Dün akşam Eurosport'ta kısa bir özetini izledim. Son 25-20 ve son 5 kilometreleri gösterdi. Mükemmel bir finaldi. Tur hakkında detaylı bilgim yoktu ve velodrom finalini duyunca çok merak ettim. Caner Eler, son viraj dönüldü, velodroma girecekler dedi ve o andan itibaren ekrana kilitlendim.

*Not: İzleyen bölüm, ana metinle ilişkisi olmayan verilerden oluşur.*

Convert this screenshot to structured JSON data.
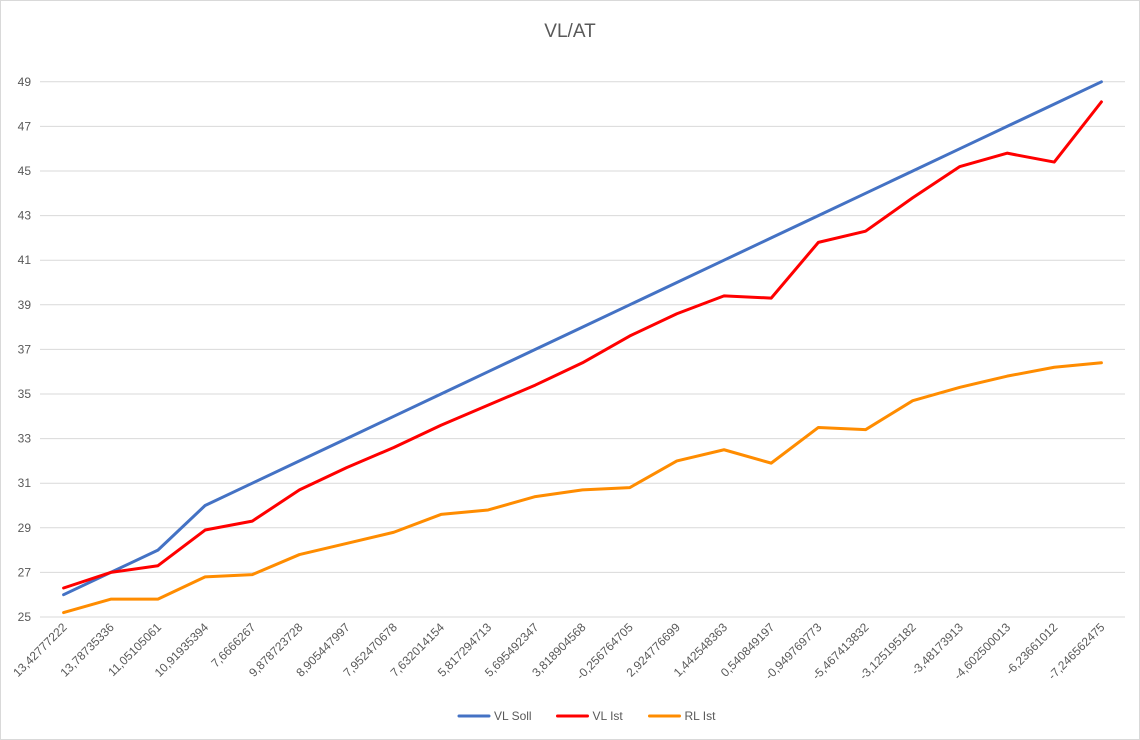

Velodrom yarışı pek denk gelmediğinden izlememiştim uzun zamandır. Hoş, bu bisikletler direkt velodrom için değil ama işte Cancellara işin içinde olunca her şey değişiyor. Yarışı kazananı buradan okuduğum halde, mücadele beni kendine çekti anında. Altı üstü birkaç yüz metrelik velodrom mücadelesi ama hayatımda izlediğim en keyifli mücadelelerdendi. Cancellara'nın kazanacağı az-çok belliydi. Abuk-subuk hareketler gelmedi Vanmarcke'den. Cancellara'dan zaten kimse beklemiyor o tür şeyler. Vanmarcke atağını yaptı ve son dönüşte kimin sıralı 4 silindir motora, kimin V8 motora sahip olduğunu anlamak zor olmadı. Ellerini bırakarak, şovunu tamamladı büyük usta.
Velodroma gelmeden önce bitebilirdi yarış. Hatta son atağında kopması işten bile değildi Cancellara'nın. Fakat kendini zorlamadı ve açıkladığı gibi, pistte yaptığı çalışmaların da karşılığını alabilmek adına velodromu tercih etti bence. Nefis de oldu. Tarihe geçen bir Roubaix finaliydi Caner Eler ve yorumcuların da dedikleri gibi.
Gözleri dolduran, birkaç damlayı eşiğe kadar getiren ise, büyük ustanın ayakta duramadığını, kollarına girilerek yürütüldüğünü görmek oldu. Açık konuşayım; ben ağlamaklı oldum.

Yok böyle bir şey. Salt emek dolu bir şovdu bu. Özeti bile bunları yaşattı ya, kaçırdığıma daha çok üzüldüm, en kötü yanı bu oldu.